First, let's consider negatives for S&P. Simon English, writing in London's Evening Standard of July 10, 2012 posits that "serious investors no longer believe the ratings".
He quotes David Jacob, former head [fired last December] of structured finance at S&P, saying the ratings are there "because people have to have them, not because people believe in them ... maybe retail investors do, that's the unfortunate part, but I think institutional investors don't."
This is all true, the agencies behaved badly during the run-up to the meltdown. They rated CDOs and other junk as triple 'A' and benefited from such unwarranted investment-grade ratings.
So S&P is running on a tarnished reputation. But that does not mean much to Barbados. Should there be the need to approach the international market, the cost of borrowing shall be higher.
David Jacob is correct, people have to have them - small fish in the international finance sea still must seek shelter even if the reef is under stress - yet it is a bit of a hit to the collective ego.
As to the foreign-exchange risk it assesses and seemingly signals, with respect to confidence, there is as yet no discernible evidence of this as a risk factor.
A Jamaican would have to be 40 years old at least, to remember an exchange rate of US$1 to J$5. Barbadians know only US$1 to BDS$2. Indeed, it is a matter of common agreement that any government that presides over devaluation shall be booted out.
So although there is an exchange control regime, the taxi driver and hotel worker paid in US dollars perceive no premium value.
Today's Barbados is like late 1960s Montego Bay, in which US and Jamaican dollars could circulate without a thought to the conversion factor.
But there is something, changed in the past decade and a half that seems to occupy the minds of many Barbadians.
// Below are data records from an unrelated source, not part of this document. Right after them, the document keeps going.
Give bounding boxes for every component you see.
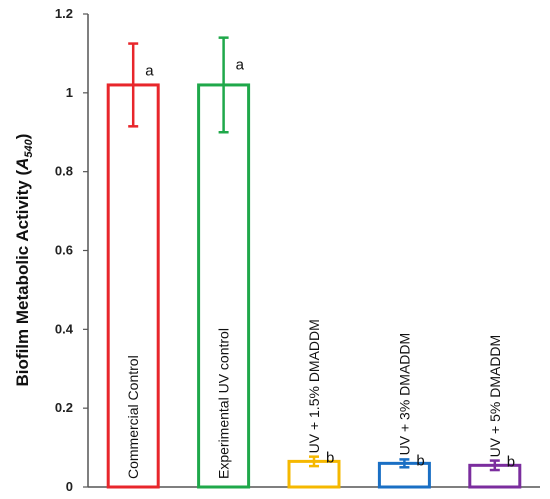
y-tick-label: 0.2 <box>55 400 73 415</box>
y-axis-title-subscript: 540 <box>23 138 35 157</box>
category-label: Experimental UV control <box>216 328 232 479</box>
y-tick-label: 0 <box>66 479 73 494</box>
category-label: Commercial Control <box>125 355 141 479</box>
significance-label: b <box>507 454 515 471</box>
plot-area: 0 0.2 0.4 0.6 0.8 1 1.2 a Commercial Control a Exp… <box>55 6 540 494</box>
y-axis-title-variable: A <box>13 158 32 171</box>
y-tick-label: 1 <box>66 85 73 100</box>
category-label: UV + 1.5% DMADDM <box>306 319 322 453</box>
y-tick-label: 0.6 <box>55 243 73 258</box>
y-tick-label: 1.2 <box>55 6 73 21</box>
y-tick-label: 0.8 <box>55 164 73 179</box>
significance-label: b <box>416 452 424 469</box>
category-label: UV + 3% DMADDM <box>396 333 412 456</box>
significance-label: a <box>236 57 245 74</box>
y-axis-title-close: ) <box>13 134 32 140</box>
category-label: UV + 5% DMADDM <box>487 335 503 458</box>
significance-label: b <box>326 450 334 467</box>
y-tick-label: 0.4 <box>55 321 74 336</box>
significance-label: a <box>145 63 154 80</box>
y-axis-title: Biofilm Metabolic Activity (A540) <box>13 134 35 387</box>
y-axis-title-main: Biofilm Metabolic Activity ( <box>13 170 32 387</box>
It is the fact that a significant part of the economy is now controlled by Trinidadian corporate capital.
It is not possible to miss the unspoken, if perhaps unwarranted apprehension: that without local control of significant aspects of the economy, decisions shall and do lack both the feel and reality of 'patriotism'.
Yes, the country faces problems - one in particular, the CLICO meltdown with its deleterious impact on so many in the population, that have been too long on the slow-cooking back burner.
These problems , however, not insurmountable. S&P's scenario of a "recovery rating of '3' to Barbados's foreign-currency debt, which reflects [its] assessment of meaningful recovery (50 per cent to 70 per cent) in the event of a sovereign default" seems to me a bit peculiar.
Upon what is this level of apparent precision based? We are told neither of the set of assumptions nor the model that produces these results.
Could it be simply 'back-o-the-envelope' arithmetic, or better yet good guess, good bet, like a dicey derivative?